Remember Trump saying soon before throwing up his hands: "Who knew health care could be so difficult?" Well, apparently everyone knew except Trump. Like ecology, many things in our lives - health care, the economy and our tax bills - are intertwined.

The stock market on Monday morning played the funeral dirge for GOPcare as the Standard & Poor's 500 stock index fell to its lowest level in six weeks. Things haven't really looked up since. Analysts say the drop reflects investors' waning confidence in Trump's ability to deliver on his campaign promises - especially tax reform.

GOPcare died because Republicans are eating their young and Trump, the so-called great deal maker, is not a deal maker, let alone a leader. Trump threw in the towel after just the first fracas when the Freedom Caucus of hard-right conservatives didn't warm to his "closer" methods. Perhaps his self-described "Closer" nickname should be spelled without the C.
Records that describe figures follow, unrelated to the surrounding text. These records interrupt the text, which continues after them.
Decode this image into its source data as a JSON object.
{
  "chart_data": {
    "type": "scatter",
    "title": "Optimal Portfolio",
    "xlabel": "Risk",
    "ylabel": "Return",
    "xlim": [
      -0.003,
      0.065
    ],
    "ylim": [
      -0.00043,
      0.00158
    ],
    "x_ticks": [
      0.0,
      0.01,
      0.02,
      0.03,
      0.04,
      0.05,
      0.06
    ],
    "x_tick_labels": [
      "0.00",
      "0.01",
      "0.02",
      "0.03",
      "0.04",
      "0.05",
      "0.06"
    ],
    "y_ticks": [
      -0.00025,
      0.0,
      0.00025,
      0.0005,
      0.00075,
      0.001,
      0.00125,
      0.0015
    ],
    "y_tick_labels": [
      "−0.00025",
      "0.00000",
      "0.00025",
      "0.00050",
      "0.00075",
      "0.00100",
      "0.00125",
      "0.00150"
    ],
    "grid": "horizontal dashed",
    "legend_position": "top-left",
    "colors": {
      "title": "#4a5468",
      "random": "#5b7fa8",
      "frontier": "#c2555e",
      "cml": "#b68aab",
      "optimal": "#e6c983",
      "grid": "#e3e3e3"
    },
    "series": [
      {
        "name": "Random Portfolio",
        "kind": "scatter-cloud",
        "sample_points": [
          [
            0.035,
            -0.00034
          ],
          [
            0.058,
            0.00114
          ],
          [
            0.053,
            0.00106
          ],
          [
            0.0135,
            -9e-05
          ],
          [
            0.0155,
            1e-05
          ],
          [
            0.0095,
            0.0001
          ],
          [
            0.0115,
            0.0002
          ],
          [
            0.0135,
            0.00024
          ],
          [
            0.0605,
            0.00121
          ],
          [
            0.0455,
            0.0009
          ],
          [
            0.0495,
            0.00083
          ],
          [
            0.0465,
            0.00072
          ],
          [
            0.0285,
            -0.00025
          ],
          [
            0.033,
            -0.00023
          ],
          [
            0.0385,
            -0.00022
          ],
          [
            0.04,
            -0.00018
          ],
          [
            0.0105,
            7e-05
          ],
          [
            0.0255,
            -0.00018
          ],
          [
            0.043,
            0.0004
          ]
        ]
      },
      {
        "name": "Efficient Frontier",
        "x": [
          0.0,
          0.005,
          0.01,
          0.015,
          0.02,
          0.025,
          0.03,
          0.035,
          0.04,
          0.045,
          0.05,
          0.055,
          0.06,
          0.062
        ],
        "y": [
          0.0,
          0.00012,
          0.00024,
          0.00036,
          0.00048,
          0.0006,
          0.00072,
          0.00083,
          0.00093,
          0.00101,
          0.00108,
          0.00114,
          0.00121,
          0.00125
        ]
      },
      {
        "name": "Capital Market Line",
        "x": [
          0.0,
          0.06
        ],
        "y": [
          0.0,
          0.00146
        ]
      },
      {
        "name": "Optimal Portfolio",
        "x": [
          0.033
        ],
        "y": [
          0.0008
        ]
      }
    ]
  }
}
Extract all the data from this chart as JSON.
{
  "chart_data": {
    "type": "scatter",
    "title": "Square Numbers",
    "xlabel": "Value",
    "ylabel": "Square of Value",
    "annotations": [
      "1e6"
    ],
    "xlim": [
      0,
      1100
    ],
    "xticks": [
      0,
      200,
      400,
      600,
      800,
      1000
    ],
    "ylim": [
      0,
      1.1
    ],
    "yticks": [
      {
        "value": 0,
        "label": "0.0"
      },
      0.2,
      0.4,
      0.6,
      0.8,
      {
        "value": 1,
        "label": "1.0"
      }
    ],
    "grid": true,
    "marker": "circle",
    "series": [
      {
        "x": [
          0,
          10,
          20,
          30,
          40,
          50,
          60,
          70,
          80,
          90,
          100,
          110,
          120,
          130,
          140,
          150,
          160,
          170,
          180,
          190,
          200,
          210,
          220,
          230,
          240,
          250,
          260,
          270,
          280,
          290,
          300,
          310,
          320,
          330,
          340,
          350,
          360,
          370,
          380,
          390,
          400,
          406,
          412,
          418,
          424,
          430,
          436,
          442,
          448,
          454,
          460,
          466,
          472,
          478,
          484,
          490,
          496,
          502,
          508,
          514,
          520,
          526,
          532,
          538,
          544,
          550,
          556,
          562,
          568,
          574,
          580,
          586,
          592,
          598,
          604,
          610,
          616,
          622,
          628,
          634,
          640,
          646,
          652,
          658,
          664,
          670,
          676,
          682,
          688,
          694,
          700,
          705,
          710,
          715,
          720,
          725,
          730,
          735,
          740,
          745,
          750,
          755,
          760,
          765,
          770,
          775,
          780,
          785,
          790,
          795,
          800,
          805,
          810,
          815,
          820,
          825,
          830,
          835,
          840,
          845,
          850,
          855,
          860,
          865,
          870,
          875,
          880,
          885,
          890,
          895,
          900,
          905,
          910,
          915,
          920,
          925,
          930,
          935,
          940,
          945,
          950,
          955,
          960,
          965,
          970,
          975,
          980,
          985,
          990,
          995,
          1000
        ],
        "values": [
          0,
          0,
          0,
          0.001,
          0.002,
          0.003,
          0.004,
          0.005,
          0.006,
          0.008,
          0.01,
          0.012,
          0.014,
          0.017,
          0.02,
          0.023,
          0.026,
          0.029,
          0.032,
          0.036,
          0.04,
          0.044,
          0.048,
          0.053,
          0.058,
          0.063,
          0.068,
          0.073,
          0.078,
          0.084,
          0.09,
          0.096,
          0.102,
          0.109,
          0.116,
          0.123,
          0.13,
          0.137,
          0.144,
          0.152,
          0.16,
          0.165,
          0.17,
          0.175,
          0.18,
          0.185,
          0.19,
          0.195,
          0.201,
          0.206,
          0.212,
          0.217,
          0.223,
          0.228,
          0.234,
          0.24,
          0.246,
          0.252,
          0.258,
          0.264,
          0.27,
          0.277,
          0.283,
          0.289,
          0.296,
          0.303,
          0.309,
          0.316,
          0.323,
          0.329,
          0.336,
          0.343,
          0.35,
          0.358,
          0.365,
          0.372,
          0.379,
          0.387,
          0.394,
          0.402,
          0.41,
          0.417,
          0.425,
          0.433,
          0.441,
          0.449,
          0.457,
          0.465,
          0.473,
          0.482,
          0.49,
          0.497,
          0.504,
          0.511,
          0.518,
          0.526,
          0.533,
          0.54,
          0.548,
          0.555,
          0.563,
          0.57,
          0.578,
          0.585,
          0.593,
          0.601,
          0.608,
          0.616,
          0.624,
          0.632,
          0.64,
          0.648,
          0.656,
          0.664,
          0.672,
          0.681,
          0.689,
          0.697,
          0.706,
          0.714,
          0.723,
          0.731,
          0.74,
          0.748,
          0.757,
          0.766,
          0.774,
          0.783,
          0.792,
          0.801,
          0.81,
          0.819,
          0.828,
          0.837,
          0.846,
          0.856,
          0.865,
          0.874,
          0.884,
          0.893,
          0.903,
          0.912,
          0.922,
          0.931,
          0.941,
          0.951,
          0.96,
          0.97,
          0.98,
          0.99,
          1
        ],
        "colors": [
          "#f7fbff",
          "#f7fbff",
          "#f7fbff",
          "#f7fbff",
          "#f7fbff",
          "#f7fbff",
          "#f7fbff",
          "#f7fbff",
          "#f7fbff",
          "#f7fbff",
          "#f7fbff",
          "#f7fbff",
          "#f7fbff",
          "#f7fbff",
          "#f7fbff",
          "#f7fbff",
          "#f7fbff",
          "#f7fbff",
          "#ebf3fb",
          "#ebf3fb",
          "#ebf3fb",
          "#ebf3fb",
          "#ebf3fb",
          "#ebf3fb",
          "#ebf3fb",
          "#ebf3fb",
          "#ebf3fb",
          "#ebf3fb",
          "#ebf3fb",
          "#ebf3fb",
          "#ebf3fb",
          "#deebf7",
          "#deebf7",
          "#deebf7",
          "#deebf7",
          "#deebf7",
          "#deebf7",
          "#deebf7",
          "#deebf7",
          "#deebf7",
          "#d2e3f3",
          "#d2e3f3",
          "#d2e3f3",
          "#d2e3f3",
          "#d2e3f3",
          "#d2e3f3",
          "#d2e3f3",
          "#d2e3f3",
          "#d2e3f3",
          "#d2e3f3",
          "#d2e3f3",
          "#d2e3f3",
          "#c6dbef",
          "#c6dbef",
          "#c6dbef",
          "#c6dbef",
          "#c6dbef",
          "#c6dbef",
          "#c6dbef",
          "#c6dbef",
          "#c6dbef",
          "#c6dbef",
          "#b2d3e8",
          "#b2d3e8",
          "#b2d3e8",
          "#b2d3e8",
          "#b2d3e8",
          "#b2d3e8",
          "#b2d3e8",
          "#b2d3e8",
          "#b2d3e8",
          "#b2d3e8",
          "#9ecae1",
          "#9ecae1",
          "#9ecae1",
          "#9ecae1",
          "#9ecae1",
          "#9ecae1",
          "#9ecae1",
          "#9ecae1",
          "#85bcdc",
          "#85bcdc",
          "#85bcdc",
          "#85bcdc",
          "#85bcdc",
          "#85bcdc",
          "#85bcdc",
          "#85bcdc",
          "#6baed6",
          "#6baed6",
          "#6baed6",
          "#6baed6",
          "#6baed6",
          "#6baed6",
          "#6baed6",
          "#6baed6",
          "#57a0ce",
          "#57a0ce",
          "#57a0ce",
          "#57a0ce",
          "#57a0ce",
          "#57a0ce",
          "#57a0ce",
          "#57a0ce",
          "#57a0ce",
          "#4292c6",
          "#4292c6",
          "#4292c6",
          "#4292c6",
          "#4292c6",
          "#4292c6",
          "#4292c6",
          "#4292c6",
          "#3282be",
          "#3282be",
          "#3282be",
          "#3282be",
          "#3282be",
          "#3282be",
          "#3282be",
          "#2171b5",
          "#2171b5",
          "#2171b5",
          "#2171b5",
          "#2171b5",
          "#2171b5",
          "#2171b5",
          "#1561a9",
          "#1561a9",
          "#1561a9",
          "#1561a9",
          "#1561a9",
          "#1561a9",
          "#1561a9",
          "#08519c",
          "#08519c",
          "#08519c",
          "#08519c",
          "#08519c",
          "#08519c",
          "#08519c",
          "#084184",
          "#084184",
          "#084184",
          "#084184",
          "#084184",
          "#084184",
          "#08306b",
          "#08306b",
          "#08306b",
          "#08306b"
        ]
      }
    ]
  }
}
But most of all GOPcare failed because there was no plan. Not last week, not last year, not in the past seven years. GOPcare would have cost more and insured fewer - 24 million fewer. How that could be called a plan was always a mystery.

Let's hope now that this Alexander/Corker effort to make lemonade when life gives us lemons can truly find its way to recognizing that Obamacare was built on a Republican program, Romneycare. Let's hope that our senators are walking away from the partisan GOP mentality that Republicans should wash their hands of it just because Democrats employed it.

Let's hope. But let's not forget that it continues to be up to us - voters - to keep up the pressure on Republicans to find their way back to common-sense fixes - not the assassination by a thousand cuts - of the Affordable Care Act.